Daha önce kürtaj haklarını savunan, ancak sonra kürtaj hakkı karşıtı olan Cumhuriyetçi George H.W. Bush 1988'de başkanlık koltuğuna oturdu. 1992'de geçmişte kürtaj hakları karşıtı olan ancak daha sonra kürtaj haklarını savunmaya başlayan Demokrat Bill Clinton, Bush'u koltuğundan etti.
Siyasetteki para akışını takip eden OpenSecrets'a göre, 1989'dan bu yana kürtaj hakları grupları Demokratlar’a 32 milyon dolar, kürtajın yasal kalmasını destekleyen Cumhuriyetçi adaylara ise 3 milyon dolar bağışta bulundu.

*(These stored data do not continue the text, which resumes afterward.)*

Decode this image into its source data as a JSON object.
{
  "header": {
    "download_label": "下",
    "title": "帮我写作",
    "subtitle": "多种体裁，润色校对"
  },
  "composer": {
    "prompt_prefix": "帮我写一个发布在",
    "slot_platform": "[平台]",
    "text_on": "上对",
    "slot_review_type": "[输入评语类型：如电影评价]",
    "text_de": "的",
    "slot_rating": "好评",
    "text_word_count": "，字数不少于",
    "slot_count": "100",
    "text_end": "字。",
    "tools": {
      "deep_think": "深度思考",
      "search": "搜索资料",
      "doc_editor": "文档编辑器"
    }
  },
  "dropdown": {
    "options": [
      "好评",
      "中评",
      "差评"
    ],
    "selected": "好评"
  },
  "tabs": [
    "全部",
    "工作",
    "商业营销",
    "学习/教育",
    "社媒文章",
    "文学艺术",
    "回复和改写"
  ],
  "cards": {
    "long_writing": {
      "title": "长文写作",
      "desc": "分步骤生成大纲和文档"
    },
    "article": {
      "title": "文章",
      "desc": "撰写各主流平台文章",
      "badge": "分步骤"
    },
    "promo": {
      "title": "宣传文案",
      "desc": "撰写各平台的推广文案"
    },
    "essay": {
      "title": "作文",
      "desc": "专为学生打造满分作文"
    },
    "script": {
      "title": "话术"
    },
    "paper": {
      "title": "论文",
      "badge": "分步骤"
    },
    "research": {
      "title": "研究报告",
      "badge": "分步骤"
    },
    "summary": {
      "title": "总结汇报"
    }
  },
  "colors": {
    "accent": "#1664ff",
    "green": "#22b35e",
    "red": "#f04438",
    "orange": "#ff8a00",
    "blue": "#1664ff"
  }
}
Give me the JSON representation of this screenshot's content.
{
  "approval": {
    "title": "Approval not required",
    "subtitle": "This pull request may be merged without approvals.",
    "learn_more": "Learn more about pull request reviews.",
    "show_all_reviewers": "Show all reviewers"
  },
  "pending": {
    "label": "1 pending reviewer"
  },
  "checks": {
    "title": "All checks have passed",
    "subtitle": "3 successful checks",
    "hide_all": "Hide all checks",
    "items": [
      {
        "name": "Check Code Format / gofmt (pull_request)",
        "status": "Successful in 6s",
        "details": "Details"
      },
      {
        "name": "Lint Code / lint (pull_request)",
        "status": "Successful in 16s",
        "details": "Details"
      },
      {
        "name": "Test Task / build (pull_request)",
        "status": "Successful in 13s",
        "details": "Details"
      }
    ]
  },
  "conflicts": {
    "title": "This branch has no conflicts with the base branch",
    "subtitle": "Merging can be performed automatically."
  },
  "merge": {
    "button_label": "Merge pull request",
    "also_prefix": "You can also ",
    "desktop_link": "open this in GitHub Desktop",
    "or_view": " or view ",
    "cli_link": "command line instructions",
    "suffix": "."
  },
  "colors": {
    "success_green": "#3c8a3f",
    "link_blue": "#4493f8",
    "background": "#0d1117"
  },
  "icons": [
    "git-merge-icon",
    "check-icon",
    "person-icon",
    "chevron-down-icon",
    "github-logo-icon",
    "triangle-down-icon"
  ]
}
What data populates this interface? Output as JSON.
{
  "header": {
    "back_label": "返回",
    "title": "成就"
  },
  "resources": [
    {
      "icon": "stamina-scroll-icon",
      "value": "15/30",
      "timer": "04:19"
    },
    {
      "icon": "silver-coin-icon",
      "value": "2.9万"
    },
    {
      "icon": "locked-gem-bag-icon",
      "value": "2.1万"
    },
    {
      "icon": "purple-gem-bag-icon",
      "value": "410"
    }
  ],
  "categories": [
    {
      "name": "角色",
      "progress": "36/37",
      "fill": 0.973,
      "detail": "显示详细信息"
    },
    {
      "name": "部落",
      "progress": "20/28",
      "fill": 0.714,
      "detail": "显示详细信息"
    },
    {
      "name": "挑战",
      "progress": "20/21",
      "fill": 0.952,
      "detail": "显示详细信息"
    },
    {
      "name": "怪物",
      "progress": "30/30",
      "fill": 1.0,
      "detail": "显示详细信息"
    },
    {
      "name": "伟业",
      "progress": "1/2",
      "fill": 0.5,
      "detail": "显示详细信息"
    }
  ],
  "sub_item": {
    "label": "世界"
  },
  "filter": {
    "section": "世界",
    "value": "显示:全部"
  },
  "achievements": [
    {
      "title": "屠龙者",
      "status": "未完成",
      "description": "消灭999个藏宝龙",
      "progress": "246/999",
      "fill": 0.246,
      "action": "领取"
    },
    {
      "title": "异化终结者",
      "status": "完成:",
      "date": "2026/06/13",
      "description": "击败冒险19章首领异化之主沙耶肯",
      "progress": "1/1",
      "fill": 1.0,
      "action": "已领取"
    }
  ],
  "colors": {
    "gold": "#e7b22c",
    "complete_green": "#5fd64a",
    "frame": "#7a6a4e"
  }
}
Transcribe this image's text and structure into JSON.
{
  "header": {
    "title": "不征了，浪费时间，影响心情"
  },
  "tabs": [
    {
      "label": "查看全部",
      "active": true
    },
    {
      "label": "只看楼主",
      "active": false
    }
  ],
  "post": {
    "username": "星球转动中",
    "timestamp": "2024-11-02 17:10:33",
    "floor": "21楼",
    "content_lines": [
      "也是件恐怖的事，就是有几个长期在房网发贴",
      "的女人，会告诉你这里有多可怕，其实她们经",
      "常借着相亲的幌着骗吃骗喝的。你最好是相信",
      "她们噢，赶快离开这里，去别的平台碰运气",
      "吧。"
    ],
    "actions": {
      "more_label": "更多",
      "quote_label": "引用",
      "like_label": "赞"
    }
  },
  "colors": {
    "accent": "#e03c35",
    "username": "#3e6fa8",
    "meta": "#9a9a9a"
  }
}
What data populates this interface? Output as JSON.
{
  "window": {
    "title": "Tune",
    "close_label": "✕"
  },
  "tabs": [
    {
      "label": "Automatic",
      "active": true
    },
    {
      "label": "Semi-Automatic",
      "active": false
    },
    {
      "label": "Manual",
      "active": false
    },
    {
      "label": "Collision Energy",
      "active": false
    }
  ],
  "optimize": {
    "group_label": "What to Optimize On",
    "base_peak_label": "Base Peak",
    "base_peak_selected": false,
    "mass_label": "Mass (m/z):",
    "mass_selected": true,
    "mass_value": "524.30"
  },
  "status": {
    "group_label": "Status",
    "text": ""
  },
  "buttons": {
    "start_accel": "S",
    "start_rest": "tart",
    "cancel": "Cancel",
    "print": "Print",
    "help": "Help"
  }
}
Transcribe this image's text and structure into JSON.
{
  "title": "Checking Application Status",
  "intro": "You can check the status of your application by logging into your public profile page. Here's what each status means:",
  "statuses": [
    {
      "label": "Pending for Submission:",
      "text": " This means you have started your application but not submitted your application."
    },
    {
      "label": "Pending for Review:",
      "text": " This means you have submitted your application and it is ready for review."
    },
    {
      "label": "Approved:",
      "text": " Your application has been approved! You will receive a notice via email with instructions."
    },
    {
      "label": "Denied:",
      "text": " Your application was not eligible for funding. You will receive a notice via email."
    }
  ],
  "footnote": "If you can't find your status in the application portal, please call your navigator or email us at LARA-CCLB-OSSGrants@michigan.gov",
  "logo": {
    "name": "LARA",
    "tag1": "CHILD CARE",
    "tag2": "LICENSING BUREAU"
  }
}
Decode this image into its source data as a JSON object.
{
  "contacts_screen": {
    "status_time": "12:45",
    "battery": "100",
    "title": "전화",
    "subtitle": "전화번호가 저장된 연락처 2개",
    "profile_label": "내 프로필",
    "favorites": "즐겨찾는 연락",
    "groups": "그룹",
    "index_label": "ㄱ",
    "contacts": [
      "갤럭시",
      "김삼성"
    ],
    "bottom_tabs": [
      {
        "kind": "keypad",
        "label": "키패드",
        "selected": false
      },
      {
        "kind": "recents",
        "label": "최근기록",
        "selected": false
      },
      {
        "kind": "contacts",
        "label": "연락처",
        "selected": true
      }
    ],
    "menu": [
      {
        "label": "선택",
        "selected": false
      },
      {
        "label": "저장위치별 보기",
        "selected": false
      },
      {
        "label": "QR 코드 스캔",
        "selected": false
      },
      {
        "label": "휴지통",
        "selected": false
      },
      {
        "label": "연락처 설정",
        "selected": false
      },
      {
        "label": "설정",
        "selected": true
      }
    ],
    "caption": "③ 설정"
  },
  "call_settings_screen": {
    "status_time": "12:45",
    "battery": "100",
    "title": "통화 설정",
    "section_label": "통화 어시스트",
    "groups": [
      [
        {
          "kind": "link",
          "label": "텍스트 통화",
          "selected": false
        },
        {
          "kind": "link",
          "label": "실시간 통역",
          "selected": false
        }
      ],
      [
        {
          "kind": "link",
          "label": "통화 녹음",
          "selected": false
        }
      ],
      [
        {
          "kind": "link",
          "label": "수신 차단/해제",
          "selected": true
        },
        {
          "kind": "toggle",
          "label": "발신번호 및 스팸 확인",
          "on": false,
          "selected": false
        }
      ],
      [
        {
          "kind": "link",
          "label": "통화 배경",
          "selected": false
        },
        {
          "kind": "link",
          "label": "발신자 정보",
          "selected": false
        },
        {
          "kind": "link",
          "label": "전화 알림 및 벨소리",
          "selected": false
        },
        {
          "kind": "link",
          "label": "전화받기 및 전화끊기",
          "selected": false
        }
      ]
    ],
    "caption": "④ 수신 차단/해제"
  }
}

Kürtaj karşıtı gruplar ise bu süre zarfında Cumhuriyetçiler’e 14 milyon dolar, Demokratlar’a ise sadece 372 bin dolar bağış yaptı.
Seçmenler ise taraflarını belirleme konusunda geriden geliyordu. Genel Toplum Anketi'ne göre 1991 yılında Demokratlar’ın yüzde 45'i ve Cumhuriyetçiler’in yüzde 41'i herhangi bir nedene bağlı kürtajı desteklediklerini söyledi.
2000'li yıllara girilmesiyle ayrılıklar arttı
Konu televizyonda yayınlanan saldırı amaçlı reklamların, bağış toplama çağrılarının ve çıkar gruplarının toplu mitinglerinin temel unsuru haline geldikçe, partizan farklılıklar daha sonraki yıllarda arttı.
Genel Toplum Anketi'ne göre 2000'li yılların başında Cumhuriyetçiler'in yalnızca yüzde 31'i talebe bağlı kürtajı desteklerken Demokratlar'ın kürtaj hakkına desteği yüzde 45'te sabit kaldı.
Diğer anketler ise Amerikalılar'ın çoğunun kürtaja bazı kısıtlamalar getirilmesini savunurken topyekün bir yasağa karşı olduklarını gösteriyordu.
Aynı dönemde Demokratlar kürtaj haklarına verdikleri destekte daha net olmaya başladı.
Genel Toplum Anketi'ne göre Demokrat seçmenler arasında sınırsız kürtaj hakkına destek verenlerin oranı 2016'daki yüzde 56 seviyesinden geçen yıl yüzde 71'e çıktı. Cumhuriyetçiler'in desteği ise yüzde 34 civarında kaldı.
Biden siyasi kariyerinin büyük kısmı boyunca yoksullar için sağlık sigortası Medicaid kapsamında kürtajların çoğuna federal devlet tarafından kaynak sağlanmasına yasak getirilmesini savunmuştu. 2020'de Demokrat Parti'nin başkan adaylığına soyunurken bu pozisyonunu değiştirdi.
Mevcut Kongre'de Temsilciler Meclisi'ndeki ve Senato'daki yalnızca birer Demokrat kürtajı ülke genelinde her koşulda yasal kılacak yasa tasarısına karşı oy verdi. Tasarı Senato'dan geçemedi ancak Demokratlar bu konuyu 2022 yılının Kasım ayındaki ara seçimlerin önemli maddelerinden biri haline getirmeyi planladıklarını söyledi.